Biotechnology and the Human Good

Biotechnology and the Human Good

Biotechnology and the Human Good

Biotechnology and the Human Good


Some of humankind's greatest tools have been forged in the research laboratory. Who could argue that medical advances like antibiotics, blood transfusions, and pacemakers have not improved the quality of people's lives? But with each new technological breakthrough there comes an array of consequences, at once predicted and unpredictable, beneficial and hazardous.

Outcry over recent developments in the reproductive and genetic sciences has revealed deep fissures in society's perception of biotechnical progress. Many are concerned that reckless technological development, driven by consumerist impulses and greedy entrepreneurialism, has the potential to radically shift the human condition -- and not for the greater good. Biotechnology and the Human Good builds a case for a stewardship deeply rooted in Judeo-Christian theism to responsibly interpret and assess new technologies in a way that answers this concern.

The authors jointly recognize humans not as autonomous beings but as ones accountable to each other, to the world they live in, and to God. They argue that to question and critique how fields like cybernetics, nanotechnology, and genetics might affect our future is not anti-science, anti-industry, or anti-progress, but rather a way to promote human flourishing, common sense, and good stewardship.

A synthetic work drawing on the thought of a physician, ethicists, and a theologian, Biotechnology and the Human Good reminds us that although technology is a powerful and often awe-inspiring tool, it is what lies in the heart and soul of who wields this tool that truly makes the difference in our world.


Listening to Kevin Warwick, a professor of cybernetics at the University of Reading in England, enthuse about his research is like listening to a prepubescent schoolboy describing his trip to Disney World. Warwick claims to be the world's first cyborg: part human, part machine. On Monday, August 24, 1998, he had a silicon chip transponder surgically implanted in his forearm. Once fitted with this new implant, he returned to his laboratory, where the doors opened automatically, lights turned on as he walked into rooms, and his computer greeted him every morning. As thrilling as this was, it was only the beginning.

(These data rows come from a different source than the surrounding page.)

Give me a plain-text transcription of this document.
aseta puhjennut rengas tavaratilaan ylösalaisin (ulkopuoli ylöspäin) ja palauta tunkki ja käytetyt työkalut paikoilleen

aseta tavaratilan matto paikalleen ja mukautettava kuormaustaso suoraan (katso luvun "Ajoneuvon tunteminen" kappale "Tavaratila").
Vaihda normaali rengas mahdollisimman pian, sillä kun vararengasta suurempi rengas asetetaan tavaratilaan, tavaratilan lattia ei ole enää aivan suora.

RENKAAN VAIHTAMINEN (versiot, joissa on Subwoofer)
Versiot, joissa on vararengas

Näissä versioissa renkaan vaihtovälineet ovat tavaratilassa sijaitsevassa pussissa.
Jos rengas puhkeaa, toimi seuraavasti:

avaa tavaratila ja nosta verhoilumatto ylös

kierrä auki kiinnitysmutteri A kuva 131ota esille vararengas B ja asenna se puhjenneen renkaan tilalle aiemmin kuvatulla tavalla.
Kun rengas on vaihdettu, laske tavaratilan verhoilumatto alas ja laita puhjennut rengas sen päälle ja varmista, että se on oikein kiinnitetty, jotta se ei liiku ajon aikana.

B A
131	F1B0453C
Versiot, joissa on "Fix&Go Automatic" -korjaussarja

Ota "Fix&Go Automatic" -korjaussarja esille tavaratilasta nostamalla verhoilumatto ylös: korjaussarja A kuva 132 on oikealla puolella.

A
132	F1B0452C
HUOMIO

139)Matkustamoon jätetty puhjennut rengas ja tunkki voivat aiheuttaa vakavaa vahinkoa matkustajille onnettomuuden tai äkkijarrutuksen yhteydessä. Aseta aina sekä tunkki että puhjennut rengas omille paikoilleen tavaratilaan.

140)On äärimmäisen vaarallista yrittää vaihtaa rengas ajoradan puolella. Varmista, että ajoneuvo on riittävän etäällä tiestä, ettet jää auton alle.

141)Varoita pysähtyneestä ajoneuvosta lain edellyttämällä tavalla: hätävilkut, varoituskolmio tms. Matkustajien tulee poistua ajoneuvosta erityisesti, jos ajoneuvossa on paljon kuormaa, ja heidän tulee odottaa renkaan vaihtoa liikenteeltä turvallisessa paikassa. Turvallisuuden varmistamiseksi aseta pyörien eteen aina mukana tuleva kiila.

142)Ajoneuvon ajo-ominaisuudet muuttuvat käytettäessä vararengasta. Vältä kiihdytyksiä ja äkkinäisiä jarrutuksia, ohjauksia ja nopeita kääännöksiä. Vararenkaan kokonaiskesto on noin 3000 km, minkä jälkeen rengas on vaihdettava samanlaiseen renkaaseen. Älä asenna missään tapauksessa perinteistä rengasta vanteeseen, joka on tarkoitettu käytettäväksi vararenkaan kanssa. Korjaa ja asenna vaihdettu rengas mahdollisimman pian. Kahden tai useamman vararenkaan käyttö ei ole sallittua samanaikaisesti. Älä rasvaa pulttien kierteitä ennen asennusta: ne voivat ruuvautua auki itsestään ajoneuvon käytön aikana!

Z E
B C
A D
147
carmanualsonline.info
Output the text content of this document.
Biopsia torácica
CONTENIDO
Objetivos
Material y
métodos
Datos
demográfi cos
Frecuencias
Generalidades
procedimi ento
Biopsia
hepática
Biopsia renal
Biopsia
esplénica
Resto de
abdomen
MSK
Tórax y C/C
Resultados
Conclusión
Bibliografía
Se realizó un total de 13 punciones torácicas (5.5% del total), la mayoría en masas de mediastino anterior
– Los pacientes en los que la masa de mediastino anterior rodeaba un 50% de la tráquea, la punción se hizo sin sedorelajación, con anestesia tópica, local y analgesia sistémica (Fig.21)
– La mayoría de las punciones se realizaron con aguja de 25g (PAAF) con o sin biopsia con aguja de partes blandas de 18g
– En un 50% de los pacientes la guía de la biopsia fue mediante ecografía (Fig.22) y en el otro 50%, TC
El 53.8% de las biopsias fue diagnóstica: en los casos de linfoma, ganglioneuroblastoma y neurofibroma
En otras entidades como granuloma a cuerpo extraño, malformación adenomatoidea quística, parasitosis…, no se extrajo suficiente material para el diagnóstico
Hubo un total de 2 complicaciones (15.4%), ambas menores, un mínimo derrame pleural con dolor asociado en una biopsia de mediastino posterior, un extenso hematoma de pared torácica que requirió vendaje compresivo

In March 2002, Warwick embarked on Project Cyborg 2.0. This time, surgeons at Oxford's Radcliffe Infirmary implanted a 100-microelectrode array directly into the median nerve fibers of his left arm. This new device allowed the professor's nervous system, including his brain, to be connected directly to a computer. As a result, Warwick was able to control a robotic arm in his lab, drive an electric wheelchair with minimal hand movement, and, through a secret Internet connection, control an articulated robotic arm on another continent. He was both able to send signals across the ocean and receive them directly into his nervous system.

Warwick's wife, Irena, volunteered to have a similar implant placed in her wrist, allowing husband and wife to [communicate] directly through the computer, thereby becoming the world's first cyborg couple.